Recently, scientists have reported that there is such a drug could help us gain some of the advantages of physical activity without working up a sweat.
Sedentary mice that took the drug for four weeks burned more calories and had less fat than untreated mice. Moreover, when tested on a treadmill, they could run about 44 percent farther and 23 percent longer than untreated mice. In addition, how well those results might translate to people is an open question. However, researchers belief such a drug might help treat diabetes, obesity, and people with medical conditions that keep them from exercising, will be found someday.

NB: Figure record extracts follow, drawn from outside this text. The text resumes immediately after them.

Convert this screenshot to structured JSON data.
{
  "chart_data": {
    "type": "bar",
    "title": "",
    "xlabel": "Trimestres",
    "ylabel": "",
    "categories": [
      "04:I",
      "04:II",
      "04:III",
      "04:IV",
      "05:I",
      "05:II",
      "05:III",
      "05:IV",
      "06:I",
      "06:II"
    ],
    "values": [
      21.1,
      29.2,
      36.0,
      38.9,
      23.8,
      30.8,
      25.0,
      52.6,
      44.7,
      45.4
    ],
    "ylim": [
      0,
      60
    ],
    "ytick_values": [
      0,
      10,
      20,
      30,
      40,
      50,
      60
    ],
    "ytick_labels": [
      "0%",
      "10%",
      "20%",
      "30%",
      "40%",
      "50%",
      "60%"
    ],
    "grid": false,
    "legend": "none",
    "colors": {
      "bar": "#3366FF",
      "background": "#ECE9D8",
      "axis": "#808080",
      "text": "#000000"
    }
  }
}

Ron Evans, of the Salk Institute for Biological Studies in La Jolla, Calif., and the Howard Hughes Medical Institute reports the work with colleagues in a paper published online by the journal Cell. According to Evans, an author of the study, he and his colleagues have exercised in a pill. Moreover, he said, "With no exercise, you can take a drug and chemically mimic it."
The no-exercise drug is called AICAR. Previous experiments suggest that it might protect against gaining weight on a high-fat diet that might make it useful for treating obesity. Nevertheless, it would have to be taken for a long time, so its safety in people would have to be assured.

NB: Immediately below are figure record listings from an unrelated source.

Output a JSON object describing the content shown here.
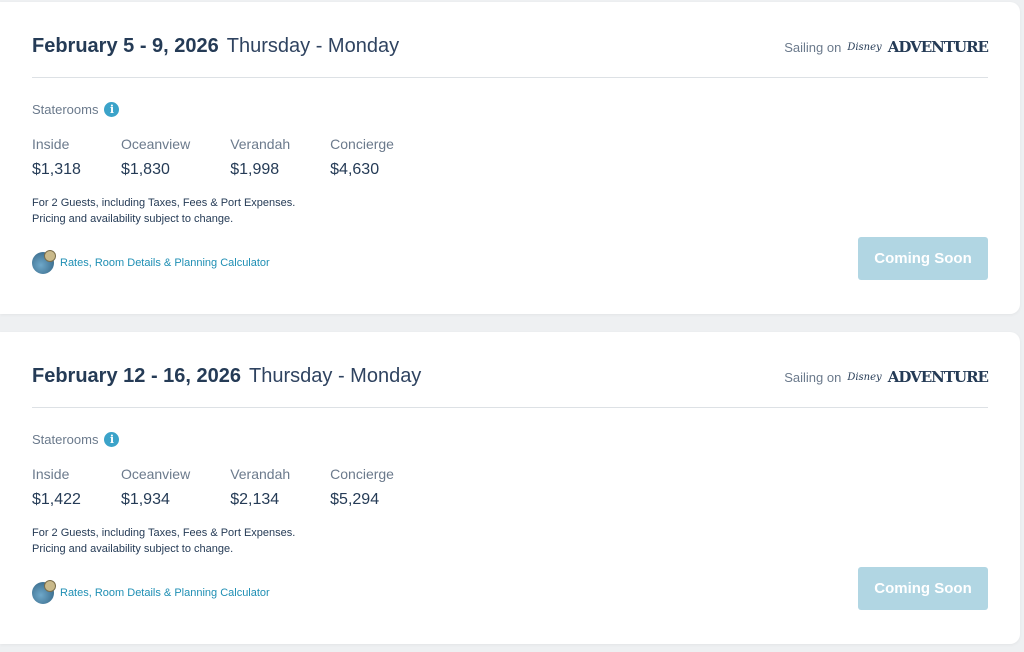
{
  "sailings": [
    {
      "dates": "February 5 - 9, 2026",
      "days": "Thursday - Monday",
      "sailing_on": "Sailing on",
      "ship_logo": "Disney Adventure",
      "staterooms_label": "Staterooms",
      "rooms": [
        {
          "label": "Inside",
          "price": "$1,318"
        },
        {
          "label": "Oceanview",
          "price": "$1,830"
        },
        {
          "label": "Verandah",
          "price": "$1,998"
        },
        {
          "label": "Concierge",
          "price": "$4,630"
        }
      ],
      "note1": "For 2 Guests, including Taxes, Fees & Port Expenses.",
      "note2": "Pricing and availability subject to change.",
      "link": "Rates, Room Details & Planning Calculator",
      "button": "Coming Soon"
    },
    {
      "dates": "February 12 - 16, 2026",
      "days": "Thursday - Monday",
      "sailing_on": "Sailing on",
      "ship_logo": "Disney Adventure",
      "staterooms_label": "Staterooms",
      "rooms": [
        {
          "label": "Inside",
          "price": "$1,422"
        },
        {
          "label": "Oceanview",
          "price": "$1,934"
        },
        {
          "label": "Verandah",
          "price": "$2,134"
        },
        {
          "label": "Concierge",
          "price": "$5,294"
        }
      ],
      "note1": "For 2 Guests, including Taxes, Fees & Port Expenses.",
      "note2": "Pricing and availability subject to change.",
      "link": "Rates, Room Details & Planning Calculator",
      "button": "Coming Soon"
    }
  ],
  "colors": {
    "accent": "#1f8fb4",
    "button_disabled": "#b1d6e3",
    "text": "#253b56"
  }
}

Evans and his colleagues have also reported that in mice that did exercise training, a second drug made their workout much more effective at boosting endurance. After a month of taking that drug and exercising, mice could run 68 percent longer and 70 percent farther than other mice that exercised but did not get the drug.
Researchers have studied both drugs for other uses. The no-exercise drug is in advanced human testing to see if it can prevent a complication of heart bypass surgery. In addition, Evans noted the drugs might prove irresistible for professional athletes who seek an illegal edge. He said his team has developed detection tests for use by the World Anti-Doping Agency. Moreover, Evans said he has no financial interest in either drug or the test.

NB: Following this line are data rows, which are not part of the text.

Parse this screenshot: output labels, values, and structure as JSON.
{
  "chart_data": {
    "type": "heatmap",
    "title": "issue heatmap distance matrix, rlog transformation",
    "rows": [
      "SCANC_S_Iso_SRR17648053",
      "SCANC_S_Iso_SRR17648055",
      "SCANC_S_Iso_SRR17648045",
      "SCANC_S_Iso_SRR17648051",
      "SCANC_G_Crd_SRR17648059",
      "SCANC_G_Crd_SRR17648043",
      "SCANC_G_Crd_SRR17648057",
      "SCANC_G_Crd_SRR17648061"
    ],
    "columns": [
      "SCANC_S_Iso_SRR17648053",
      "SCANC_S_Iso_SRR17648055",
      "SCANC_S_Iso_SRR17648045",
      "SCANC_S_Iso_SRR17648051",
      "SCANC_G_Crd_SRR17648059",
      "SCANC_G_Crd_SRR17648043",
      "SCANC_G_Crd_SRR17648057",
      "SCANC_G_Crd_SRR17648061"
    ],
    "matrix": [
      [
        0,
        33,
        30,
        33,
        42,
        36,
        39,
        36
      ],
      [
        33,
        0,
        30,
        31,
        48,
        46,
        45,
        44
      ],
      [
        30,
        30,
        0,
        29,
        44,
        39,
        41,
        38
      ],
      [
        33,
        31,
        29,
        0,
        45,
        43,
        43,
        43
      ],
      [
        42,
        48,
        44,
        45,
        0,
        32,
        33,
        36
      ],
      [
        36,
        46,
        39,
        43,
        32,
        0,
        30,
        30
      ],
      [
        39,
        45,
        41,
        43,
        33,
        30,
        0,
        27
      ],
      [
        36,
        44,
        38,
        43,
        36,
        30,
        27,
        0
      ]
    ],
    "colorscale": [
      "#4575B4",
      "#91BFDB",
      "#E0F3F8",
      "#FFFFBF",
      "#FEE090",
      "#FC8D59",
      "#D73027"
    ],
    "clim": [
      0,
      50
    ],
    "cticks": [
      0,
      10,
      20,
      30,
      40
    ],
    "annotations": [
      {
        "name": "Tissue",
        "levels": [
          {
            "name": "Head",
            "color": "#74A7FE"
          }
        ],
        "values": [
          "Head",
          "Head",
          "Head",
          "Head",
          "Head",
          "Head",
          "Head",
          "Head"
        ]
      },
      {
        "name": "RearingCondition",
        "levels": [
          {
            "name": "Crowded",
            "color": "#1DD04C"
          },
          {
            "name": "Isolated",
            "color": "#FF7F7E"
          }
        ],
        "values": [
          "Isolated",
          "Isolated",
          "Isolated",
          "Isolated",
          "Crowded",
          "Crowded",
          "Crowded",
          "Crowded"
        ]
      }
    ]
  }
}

According to the researchers, Resveratrol, a substance being studied for anti-aging effects, has also been reported to enable mice to run farther before exhaustion without exercise training. Nevertheless, the drugs in the new study appear to act more specifically on a process in muscles that boosts endurance.
According to Evans, it still takes more than just altered muscles to turn a sedentary mouse into a distance runner. Moreover, he added, “honestly, I just don't know how that happens. Whether it would happen in a person, I do not know. I think it's a small miracle it happened at all." In fact, Evans said that when the experiment with sedentary mice was suggested by an outside scientist who was reviewing the lab's research, "I didn't think it was going to work."
Experts who study muscle agreed that a drug like AICAR might prove useful someday in treating diabetes and obesity. In addition, according to the experts, people who cannot exercise because of a medical condition like heart failure or joint pain might also benefit from such a drug. According to Laurie Goodyear of the Joslin Diabetes Center in Boston, many drug companies are working on such drugs in diabetes because in animals, AICAR stimulates muscles to eliminate sugar from the blood.
However, Eric Hoffman of the Children's National Medical Center in Washington, D.C., noted that AICAR mimics only aerobic exercise, not the strength training that might be more useful to bedridden people or the elderly, for example. He also cautioned that it is not precisely clear whether the new mouse results can be reproduced in people.
Goodyear said exercise has such widespread advantages in the body that she doubts any one-pill will ever be able to supply all of them. She said that for the majority of people, it would be better to do physical activity than to take a pill.